三、修改数据库初始化脚本init.sql
>>> init.sql <<<
CREATE DATABASE IF NOT EXISTS rag_flow;
USE rag_flow;
-- 添加以下内容:设置 root 用户允许从任何 IP 地址连接,因为ragflow-server通过容器私有地址访问ragflow-mysql,这个容器的IP是不确定的
ALTER USER 'root'@'localhost' IDENTIFIED BY 'infini_rag_flow';
CREATE USER 'root'@'%' IDENTIFIED BY 'infini_rag_flow';
GRANT ALL PRIVILEGES ON *.* TO 'root'@'%' WITH GRANT OPTION;
FLUSH PRIVILEGES;
【注意】若mysql初始化失败,再次尝试应首先删除mysql数据目录,位置在:${docker-data}/volumes/docker_mysql_data/_data下。
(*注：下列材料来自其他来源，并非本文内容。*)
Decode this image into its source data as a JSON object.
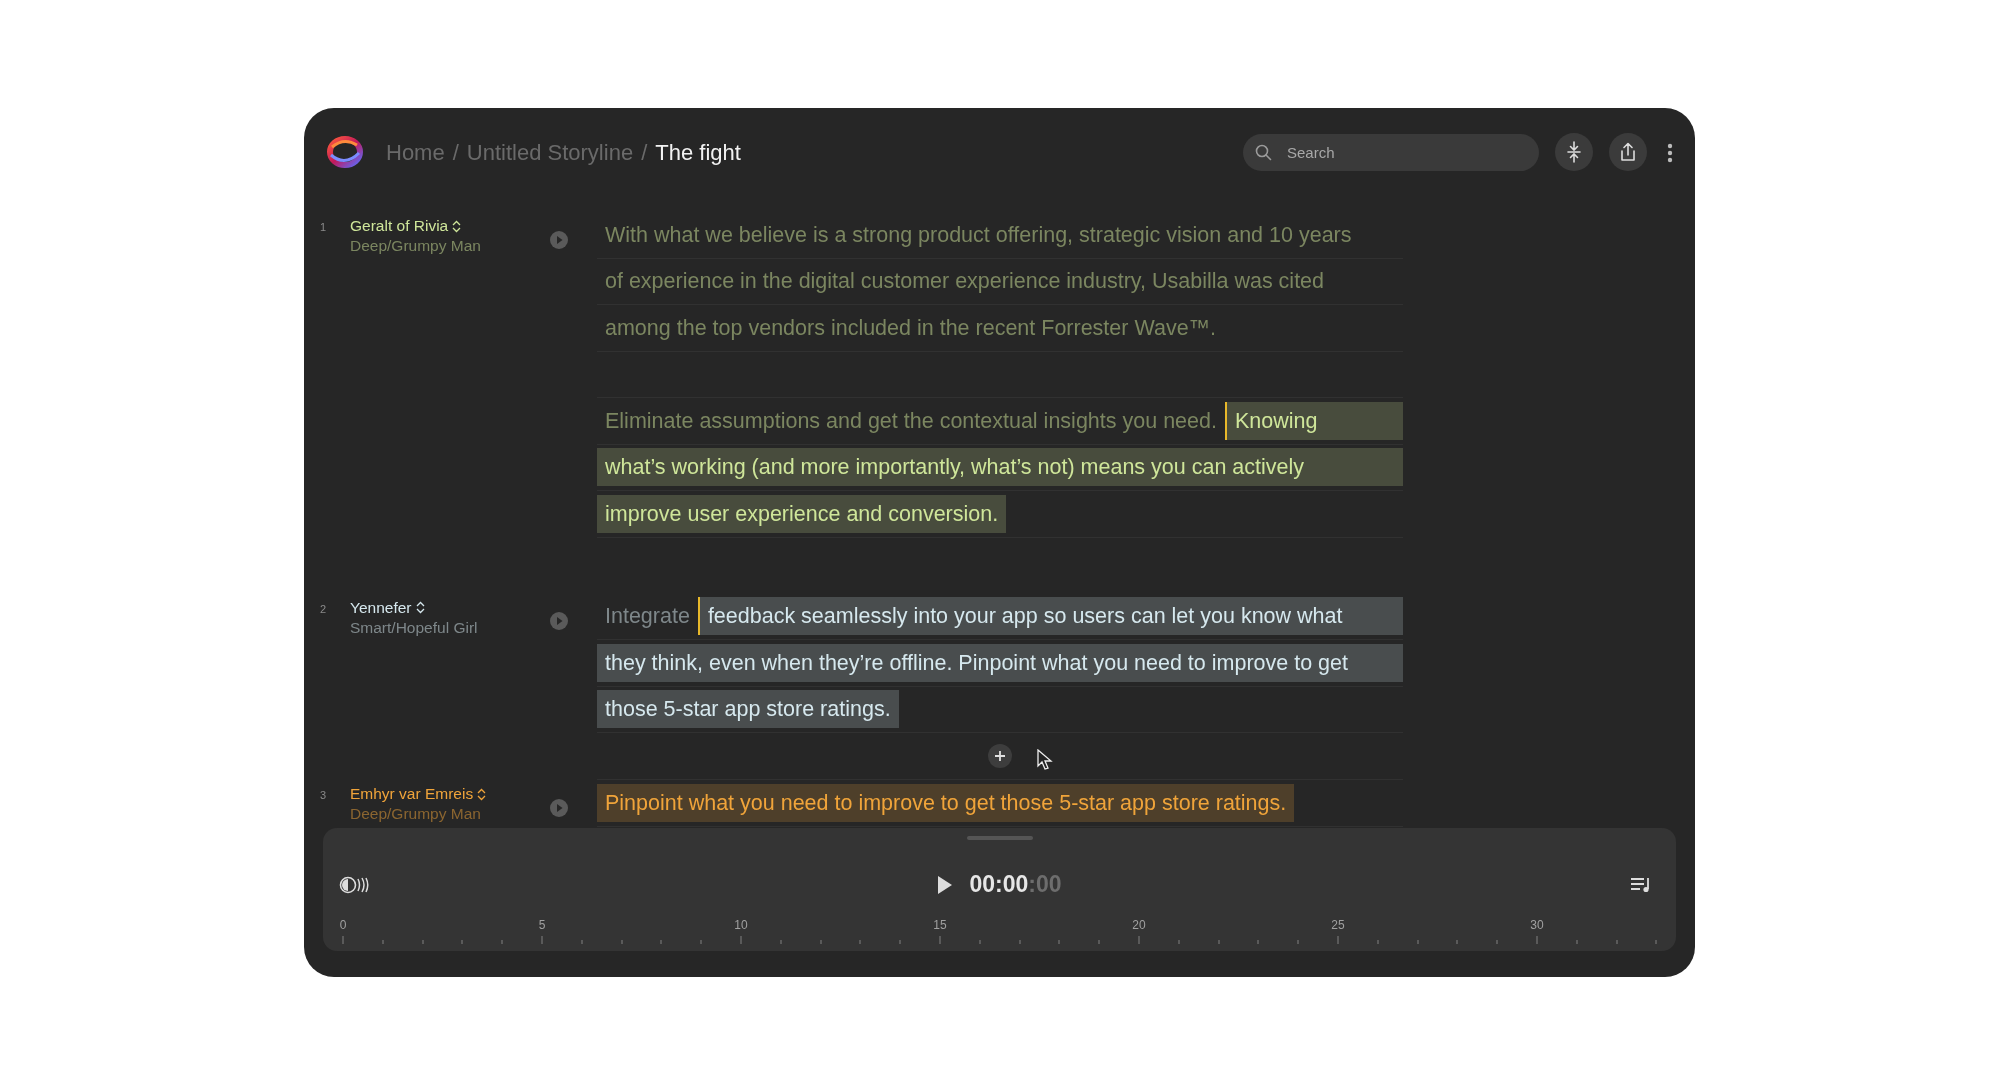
{
  "header": {
    "breadcrumbs": [
      {
        "label": "Home",
        "current": false
      },
      {
        "label": "Untitled Storyline",
        "current": false
      },
      {
        "label": "The fight",
        "current": true
      }
    ],
    "separators": [
      "/",
      "/"
    ],
    "search": {
      "placeholder": "Search"
    }
  },
  "script": [
    {
      "kind": "speaker",
      "number": "1",
      "name": "Geralt of Rivia",
      "voice": "Deep/Grumpy Man",
      "color": "#cfe69a",
      "paragraphs": [
        [
          [
            {
              "text": "With what we believe is a strong product offering, strategic vision and 10 years",
              "highlighted": false,
              "caret": false
            }
          ],
          [
            {
              "text": "of experience in the digital customer experience industry, Usabilla was cited",
              "highlighted": false,
              "caret": false
            }
          ],
          [
            {
              "text": "among the top vendors included in the recent Forrester Wave™.",
              "highlighted": false,
              "caret": false
            }
          ]
        ],
        [
          [
            {
              "text": "Eliminate assumptions and get the contextual insights you need.",
              "highlighted": false,
              "caret": false
            },
            {
              "text": "Knowing",
              "highlighted": true,
              "caret": true
            }
          ],
          [
            {
              "text": "what’s working (and more importantly, what’s not) means you can actively",
              "highlighted": true,
              "caret": false
            }
          ],
          [
            {
              "text": "improve user experience and conversion.",
              "highlighted": true,
              "caret": false
            }
          ]
        ]
      ]
    },
    {
      "kind": "speaker",
      "number": "2",
      "name": "Yennefer",
      "voice": "Smart/Hopeful Girl",
      "color": "#d6e8ee",
      "paragraphs": [
        [
          [
            {
              "text": "Integrate",
              "highlighted": false,
              "caret": false
            },
            {
              "text": "feedback seamlessly into your app so users can let you know what",
              "highlighted": true,
              "caret": true
            }
          ],
          [
            {
              "text": "they think, even when they’re offline. Pinpoint what you need to improve to get",
              "highlighted": true,
              "caret": false
            }
          ],
          [
            {
              "text": "those 5-star app store ratings.",
              "highlighted": true,
              "caret": false
            }
          ]
        ]
      ]
    },
    {
      "kind": "add"
    },
    {
      "kind": "speaker",
      "number": "3",
      "name": "Emhyr var Emreis",
      "voice": "Deep/Grumpy Man",
      "color": "#f0a43a",
      "paragraphs": [
        [
          [
            {
              "text": "Pinpoint what you need to improve to get those 5-star app store ratings.",
              "highlighted": true,
              "caret": false
            }
          ]
        ]
      ]
    }
  ],
  "player": {
    "playing": false,
    "time": "00:00",
    "time_fraction": ":00",
    "ruler_labels": [
      "0",
      "5",
      "10",
      "15",
      "20",
      "25",
      "30"
    ]
  }
}
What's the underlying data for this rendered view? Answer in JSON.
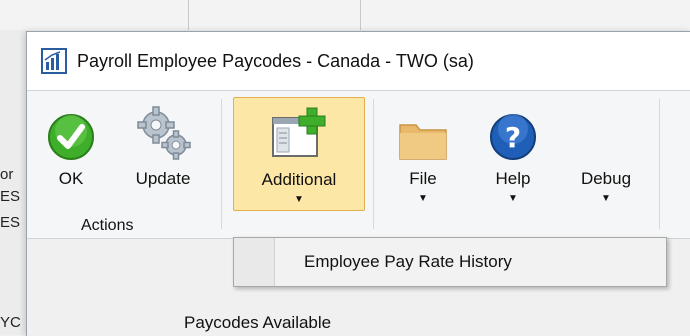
{
  "window": {
    "title": "Payroll Employee Paycodes - Canada  -  TWO (sa)"
  },
  "background": {
    "fragments": [
      "or",
      "ES",
      "ES",
      "YC"
    ]
  },
  "ribbon": {
    "buttons": [
      {
        "label": "OK",
        "icon": "green-check-icon"
      },
      {
        "label": "Update",
        "icon": "gears-icon"
      },
      {
        "label": "Additional",
        "icon": "window-plus-icon",
        "has_dropdown": true,
        "state": "active"
      },
      {
        "label": "File",
        "icon": "folder-icon",
        "has_dropdown": true
      },
      {
        "label": "Help",
        "icon": "help-icon",
        "has_dropdown": true
      },
      {
        "label": "Debug",
        "icon": "",
        "has_dropdown": true
      }
    ],
    "groups": [
      {
        "label": "Actions"
      }
    ]
  },
  "dropdown": {
    "items": [
      {
        "label": "Employee Pay Rate History"
      }
    ]
  },
  "content": {
    "section_label": "Paycodes Available"
  },
  "colors": {
    "accent_active": "#fde7a6",
    "accent_border": "#e3b04b",
    "ok_green": "#3fae2a",
    "help_blue": "#1f5fb8",
    "folder_tan": "#e8b96a"
  }
}
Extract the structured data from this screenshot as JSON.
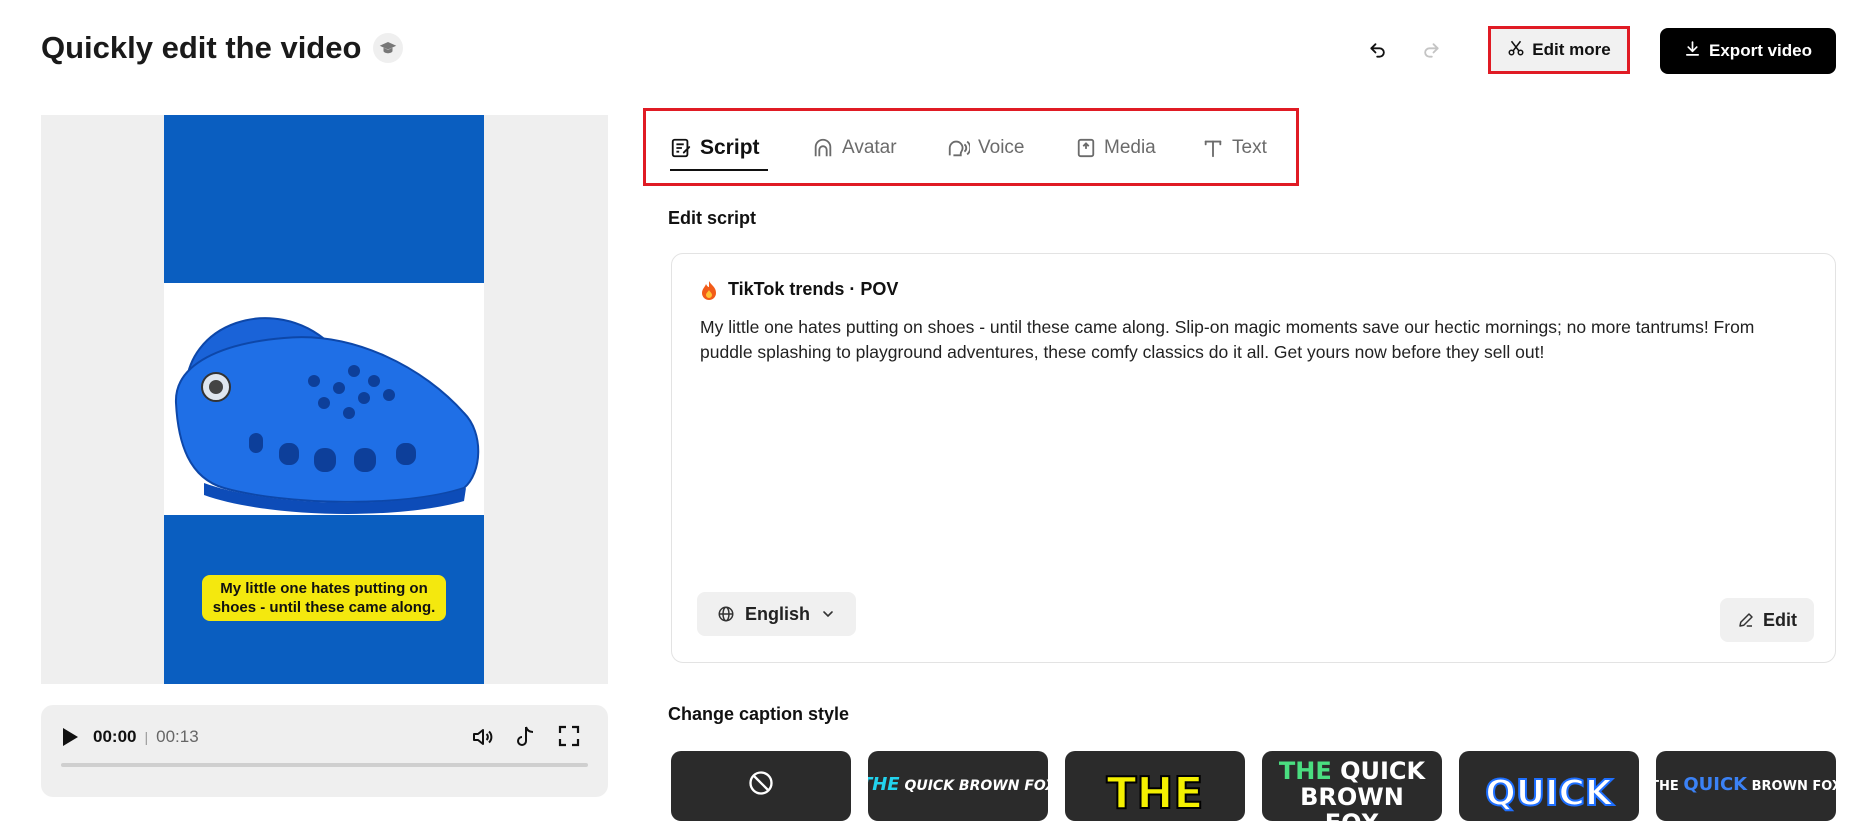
{
  "header": {
    "title": "Quickly edit the video",
    "edit_more_label": "Edit more",
    "export_label": "Export video"
  },
  "preview": {
    "caption_text": "My little one hates putting on shoes - until these came along.",
    "video_bg_color": "#0a5ec0",
    "caption_bg_color": "#f4e80e"
  },
  "player": {
    "current_time": "00:00",
    "separator": "|",
    "duration": "00:13",
    "progress": 0
  },
  "tabs": [
    {
      "label": "Script",
      "icon": "script-icon",
      "active": true
    },
    {
      "label": "Avatar",
      "icon": "avatar-icon",
      "active": false
    },
    {
      "label": "Voice",
      "icon": "voice-icon",
      "active": false
    },
    {
      "label": "Media",
      "icon": "media-icon",
      "active": false
    },
    {
      "label": "Text",
      "icon": "text-icon",
      "active": false
    }
  ],
  "script": {
    "section_label": "Edit script",
    "heading": "TikTok trends · POV",
    "body": "My little one hates putting on shoes - until these came along. Slip-on magic moments save our hectic mornings; no more tantrums! From puddle splashing to playground adventures, these comfy classics do it all. Get yours now before they sell out!",
    "language": "English",
    "edit_label": "Edit"
  },
  "caption_styles": {
    "section_label": "Change caption style",
    "styles": [
      {
        "name": "none",
        "text": ""
      },
      {
        "name": "style-1",
        "text": "THE QUICK BROWN FOX"
      },
      {
        "name": "style-2",
        "text": "THE"
      },
      {
        "name": "style-3",
        "text": "THE QUICK BROWN FOX"
      },
      {
        "name": "style-4",
        "text": "QUICK"
      },
      {
        "name": "style-5",
        "text": "THE QUICK BROWN FOX"
      }
    ]
  },
  "colors": {
    "highlight_border": "#e01b24",
    "export_bg": "#000000",
    "accent_blue": "#0a5ec0"
  }
}
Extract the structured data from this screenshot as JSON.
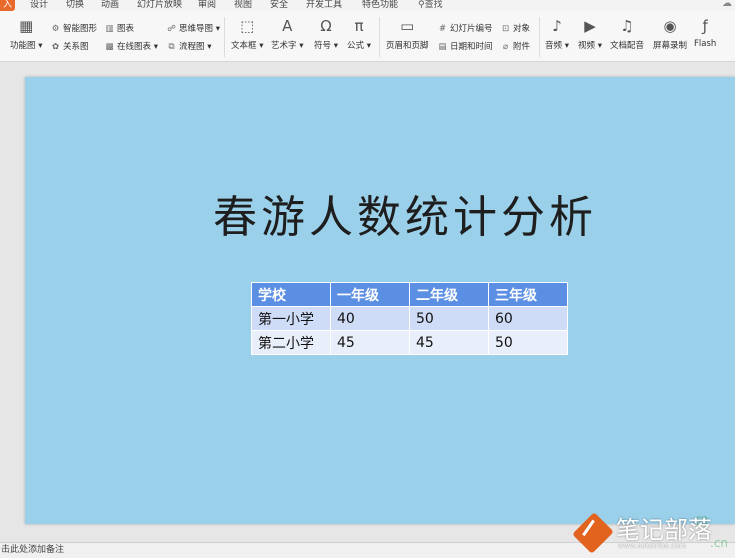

四、(可选步骤)为了避免与服务器其他容器产生冲突,我们将所有容器到宿主机的映射端口关闭,仅保留必要的ragflow-server的前端开放端口
五、调整mysql的卷挂载路径,修改容器内路径为/init.sql
mysql:
volumes:
#- ./init.sql:/data/application/init.sql:ro
- ./init.sql:/init.sql:ro
【注意】本人在测试时发现,可能因mysql容器默认账户为非root,导致/data/application/init.sql路径挂载失败,调整为/init.sql运行正常
六、使用新的docker运行环境启动ragflow容器
DOCKER_HOST=unix:///data/labs/runtimes/docker-24/docker.sock MACOS= /data/labs/runtimes/docker-24/docker-compose -f docker-compose.yml up -d
1.4 本地LLM部署
这里使用ollama部署qwen2.5:72b模型,大约需要57G显存。
一、为使得ollama可以通过代理更新模型包,可以在/etc/systemd/system/ollama.service中增加以下配置:
[Service]
Environment="OLLAMA_HOST=<GPU主机IP>:8088"
Environment="OLLAMA_MODELS=/data/labs/ollama"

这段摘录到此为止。